Al tercer día salió de Aldeanueva antes de romper el alba, emprendiendo la larga subida a Peñanuda. A medida que ascendía el mozo iba rompiendo perezosamente el albor envuelto en espesa bruma que cuajaba poco a poco, batida por la brisa. Encontrose de pronto sumergido en un océano vaporoso, en cuyo lecho diluían los árboles sus contornos a guisa de quietos corales submarinos. Las viviendas todas de Aldeanueva, que dejó tras de sí, formaban a distancia un homogéneo macizo gris, una unidad compacta. Habíansele desvanecido las lontananzas y en el así reducido espacio sustanciado merced a la niebla, se disolvían los cuerpos todos. Y al contraerse el espacio visible de tal suerte, barruntábase más allá de sus humosos horizontes un inmenso espacio invisible. El caminante, esponjado en niebla, soñaba con una inmensa ciudad indecisa, rebosante de placeres inimaginables, rumorosa de vida y preñada de amor.
Entre tanto parecía como si una intensa conmoción íntima, sacudiendo las entrañas de las cosas todas, las hubiese hecho extravasarse, licuadas, de las materiales formas que las contuvieran, y que esas entrañas, unas con otras fundidas en niebla, llenaban el ámbito en que flotaban las vacías películas que las encerraron. El caminante soñaba en nuevos amigos, sin nombre ni fisonomía, en mozas de mirar vivífico, en íntima fusión de entrañas espirituales. En la ciudad, muerto el egoísmo aislador del trabajo, debían de vivir todos de la misma vida, de una vida comunicativa y difusa.
Allá abajo, en la ribera, vislumbrábase, bajo los flotantes vapores, a las aguas asentadas del río, de donde la niebla surgía. Y allá arriba el achicado disco solar cerníase blanquecino como bogando por el campo de aquel océano nebuloso. Luchaba el sol con la niebla, queriendo quebrantarla. A ratos se distendía a trechos la bruma o empezaba a azularse el cielo, mas al punto nuevas ondas venían a velar de nuevo al sol. Fue una lucha silenciosa y terca hasta que el foco de luz logró romper la niebla deshaciéndola en girones [sic] que subieron a recogerse en el azul cerúleo para bogar por él en nubes de esfumados contornos. Aquí y allí se agarraban en un último esfuerzo al ramaje de los árboles, como vellones a las zarzas, mientras a lo largo del río seguía aún la bruma abrazada a las aguas, apurando sus besos. A lo lejos había como lagos de niebla descansando en los campos, refugiados en las honduras del terreno. Y entonces las casas, los árboles, los peñascos, las colinas, la sierra, todo se destacó en su puesto y con acusado relieve en la extensión del campo. Había vencido el sol que desune las formas iluminando sus perfiles, el sol que encasilla en el espacio visible los objetos, y con sus sombras los separa unos de otros. El antes macizo homogéneo de la lejana aldea destacábase en el fondo del valle ahora como caleidoscópico mosaico, siendo la armonía compacta que sus viviendas formaban como eco de la anterior unidad brumosa que en uno las fundiera. Y al otro lado de la montaña estaba la ciudad luminosa, rebosando de alegría y de fiestas en que se trabaja para gozar.

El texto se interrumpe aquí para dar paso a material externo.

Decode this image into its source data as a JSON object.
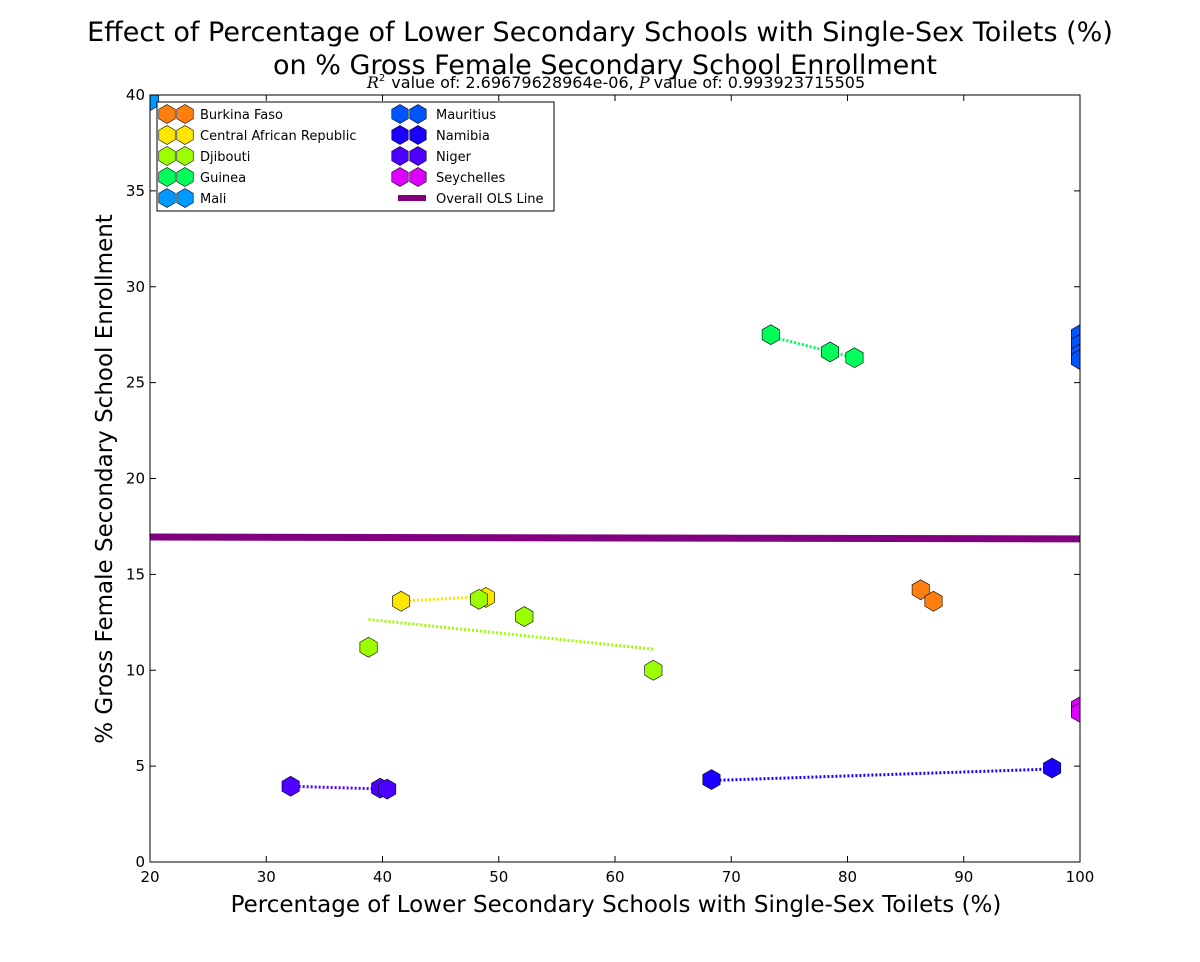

A todo esto el sol empezaba a picar, y el caminante apretaba el paso, aligerándole los pies para subir la penosa cuesta su ansia por divisar cuanto antes la ciudad soñada. Oía la propia respiración y sentía el vaho de la respiración de la caldeada tierra. Allí arriba, en el puerto, entre dos lomas, había una arboleda, donde se detendría a comer y a descansar. Iba haciéndose tarde y el cuerpo le pedía refrigerio.
Cuando llegó cerca del alto, a la arboleda, oyó que de esta salía un gorjeo humano, un canto virginal, rosario de frescos gorgoritos, explosión de vida desbordante, canto selvático, sin melodía definida alguna, fruto del placer de respirar salud. Filtradas por los fresnos de la arboleda parecían aquellas notas una oda al campo, salvajemente idílica. A su compás caprichoso bailaban sobre un escaramujo una danza aérea dos mariposas.